The cause of Pinguecula

The cause of pinguecula cannot be ascertained. However, several factors are associated with the appearance of this disease, including too often exposed to sun, dust, or wind. Pinguecula is derived from tissue in the conjunctiva that changes, resulting in a small bump or spots. In lumps or pinguecula spots, there is a fat, calcium, or both.
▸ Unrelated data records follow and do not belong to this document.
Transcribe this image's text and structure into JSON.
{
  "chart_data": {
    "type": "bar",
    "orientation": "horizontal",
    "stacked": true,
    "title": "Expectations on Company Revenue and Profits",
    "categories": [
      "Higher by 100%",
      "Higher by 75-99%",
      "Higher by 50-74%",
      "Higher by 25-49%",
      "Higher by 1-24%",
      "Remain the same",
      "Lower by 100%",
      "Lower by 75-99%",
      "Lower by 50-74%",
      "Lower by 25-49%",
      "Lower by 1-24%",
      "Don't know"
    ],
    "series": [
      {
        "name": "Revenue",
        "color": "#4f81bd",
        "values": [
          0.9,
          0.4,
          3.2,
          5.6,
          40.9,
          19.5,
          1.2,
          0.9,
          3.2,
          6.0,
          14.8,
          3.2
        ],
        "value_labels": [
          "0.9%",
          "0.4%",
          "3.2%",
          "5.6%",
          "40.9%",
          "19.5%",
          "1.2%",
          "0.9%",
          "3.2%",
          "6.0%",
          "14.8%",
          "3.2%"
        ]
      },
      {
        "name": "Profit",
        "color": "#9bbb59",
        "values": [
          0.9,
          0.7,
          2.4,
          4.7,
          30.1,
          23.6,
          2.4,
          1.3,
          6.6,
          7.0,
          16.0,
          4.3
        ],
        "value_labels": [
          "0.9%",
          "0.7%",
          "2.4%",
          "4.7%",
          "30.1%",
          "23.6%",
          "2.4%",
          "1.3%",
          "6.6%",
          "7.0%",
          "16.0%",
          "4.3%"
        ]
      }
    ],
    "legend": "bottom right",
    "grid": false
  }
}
Diagnosis and Treatment of Pinguecula

Pinguecula can be diagnosed through a physical examination of the eye. Generally, no treatment is required and the patient can recover by itself. Treatment can be done when the eyes feel very uncomfortable or vision is blocked. In order to overcome the discomfort in the eyes (usually taste like there is sand) and irritation due to dry eye, the doctor can give eye drops or eye ointment. To relieve red or swollen eyes, the doctor will give corticosteroid eye drops.

If the growth of pinguecula is deemed to interfere with appearance, the lump or spots can be removed by surgery. The choice of surgery can also be considered if the pinguecula grows on the cornea that may interfere with vision, or if it continues to cause inflammation and discomfort even if it has been treated.

Pinguecula Prevention

Some of the things below you can do to prevent pinguecula getting worse, or prevent it reappear after surgery. Among them are:
  • Wear black glasses when outdoors, especially if frequent outdoor activities. This effort aims to block the radiation of ultraviolet A (UVA) and B (UVB) and protect the eyes from wind or dust.
  • Use synthetic tears to keep the eyes moist, and to relieve dry eyes, redness, and pain.
  • Use eye protection, especially when working with chemicals or cleaning dusty rooms.
  • Do not smoke. Nicotine and other chemicals in cigarettes can worsen the symptoms of pinguecula.